The paper doesn't give the function for the phase noise curve, but by eyeing the graph, this is what I calculated:

Assuming L(f) = k + a/f in the region of integration, (where a,k are constants, and f is frequency)

integral( k+a/f, from f1 to f2 ) = k*(f2 - f1) + a* ln( f2/f1 ), where k=10^-150/10, and a = 10^-140/10 * 12e3, f1=12e3, f2=20e6.

plugging in and convert to dBc:  
10 * log( 1e-15*(20e6-12e3) + 1e-14*12e3*ln(20e6/12e3) ) ~ -76.8 dBc.
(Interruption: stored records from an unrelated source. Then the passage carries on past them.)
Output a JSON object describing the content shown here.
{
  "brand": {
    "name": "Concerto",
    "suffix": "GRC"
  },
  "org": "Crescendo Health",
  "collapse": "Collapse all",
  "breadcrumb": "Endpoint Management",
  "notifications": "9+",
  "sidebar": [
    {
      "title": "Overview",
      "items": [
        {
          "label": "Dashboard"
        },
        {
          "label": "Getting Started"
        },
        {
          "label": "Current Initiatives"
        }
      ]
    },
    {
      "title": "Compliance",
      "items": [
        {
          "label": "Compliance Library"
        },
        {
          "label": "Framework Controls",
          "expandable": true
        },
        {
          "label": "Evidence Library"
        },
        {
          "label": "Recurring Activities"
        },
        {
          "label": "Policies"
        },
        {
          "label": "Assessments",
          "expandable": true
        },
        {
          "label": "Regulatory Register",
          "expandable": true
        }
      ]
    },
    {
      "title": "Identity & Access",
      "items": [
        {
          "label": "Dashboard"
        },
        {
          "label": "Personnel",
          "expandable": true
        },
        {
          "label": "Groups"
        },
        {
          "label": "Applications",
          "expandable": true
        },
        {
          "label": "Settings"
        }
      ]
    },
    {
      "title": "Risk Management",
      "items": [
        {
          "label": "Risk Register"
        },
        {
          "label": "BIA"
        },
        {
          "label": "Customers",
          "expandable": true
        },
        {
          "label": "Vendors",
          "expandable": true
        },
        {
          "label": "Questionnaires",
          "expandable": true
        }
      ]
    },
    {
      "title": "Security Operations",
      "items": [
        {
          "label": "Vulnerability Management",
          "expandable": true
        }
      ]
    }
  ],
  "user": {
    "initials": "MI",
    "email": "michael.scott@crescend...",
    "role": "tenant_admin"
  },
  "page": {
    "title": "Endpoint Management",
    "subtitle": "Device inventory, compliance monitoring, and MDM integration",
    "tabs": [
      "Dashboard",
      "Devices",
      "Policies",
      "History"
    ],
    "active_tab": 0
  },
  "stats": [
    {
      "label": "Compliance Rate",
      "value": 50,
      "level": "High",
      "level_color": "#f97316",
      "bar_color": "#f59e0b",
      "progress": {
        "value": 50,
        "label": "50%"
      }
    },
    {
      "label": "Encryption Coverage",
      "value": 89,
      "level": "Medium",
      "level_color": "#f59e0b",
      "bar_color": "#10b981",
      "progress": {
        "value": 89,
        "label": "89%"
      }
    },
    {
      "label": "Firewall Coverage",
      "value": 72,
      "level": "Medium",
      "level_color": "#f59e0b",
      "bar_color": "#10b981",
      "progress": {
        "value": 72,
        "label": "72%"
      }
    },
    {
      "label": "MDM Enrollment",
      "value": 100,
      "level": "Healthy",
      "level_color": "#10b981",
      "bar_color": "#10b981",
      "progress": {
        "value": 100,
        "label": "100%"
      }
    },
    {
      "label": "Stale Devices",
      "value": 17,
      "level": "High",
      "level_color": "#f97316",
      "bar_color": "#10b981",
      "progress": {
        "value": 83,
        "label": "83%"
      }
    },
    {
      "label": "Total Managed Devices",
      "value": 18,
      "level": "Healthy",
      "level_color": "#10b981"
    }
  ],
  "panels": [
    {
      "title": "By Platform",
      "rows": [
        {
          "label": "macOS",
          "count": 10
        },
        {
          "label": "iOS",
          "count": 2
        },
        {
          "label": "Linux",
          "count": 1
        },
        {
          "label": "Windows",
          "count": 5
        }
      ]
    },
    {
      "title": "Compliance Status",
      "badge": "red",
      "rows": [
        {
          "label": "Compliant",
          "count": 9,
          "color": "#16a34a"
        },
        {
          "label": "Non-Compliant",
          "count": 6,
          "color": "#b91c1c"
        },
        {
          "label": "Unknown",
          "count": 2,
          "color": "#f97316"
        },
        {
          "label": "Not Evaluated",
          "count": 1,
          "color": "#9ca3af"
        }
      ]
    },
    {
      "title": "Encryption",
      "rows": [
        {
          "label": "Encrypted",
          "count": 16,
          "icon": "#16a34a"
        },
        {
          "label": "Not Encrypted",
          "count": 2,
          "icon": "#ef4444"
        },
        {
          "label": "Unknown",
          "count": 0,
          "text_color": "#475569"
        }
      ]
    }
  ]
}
My answer is not the same as in the paper, but I think it's pretty close, given that I had to eyeball the function.
But this should demonstrate how to go about integrating the area under a phase noise curve, as a step to calculating the jitter.

Notice that L(f) has units dBc/Hz.  Once you integrate over frequency, you get [dBc/Hz] * [Hz] = dBc.

I hope this helps you.

Regards,
Robert

Buckaroo, your equation for computing jitter from a single phase noise offset seems highly limited to some very specific situation, whatever that may be.  I would advise against making such a blanket statement on using this equation as a rule of thumb for calculating phase noise, especially for more complex phase noise curves such as found in systems with cascaded PLLs.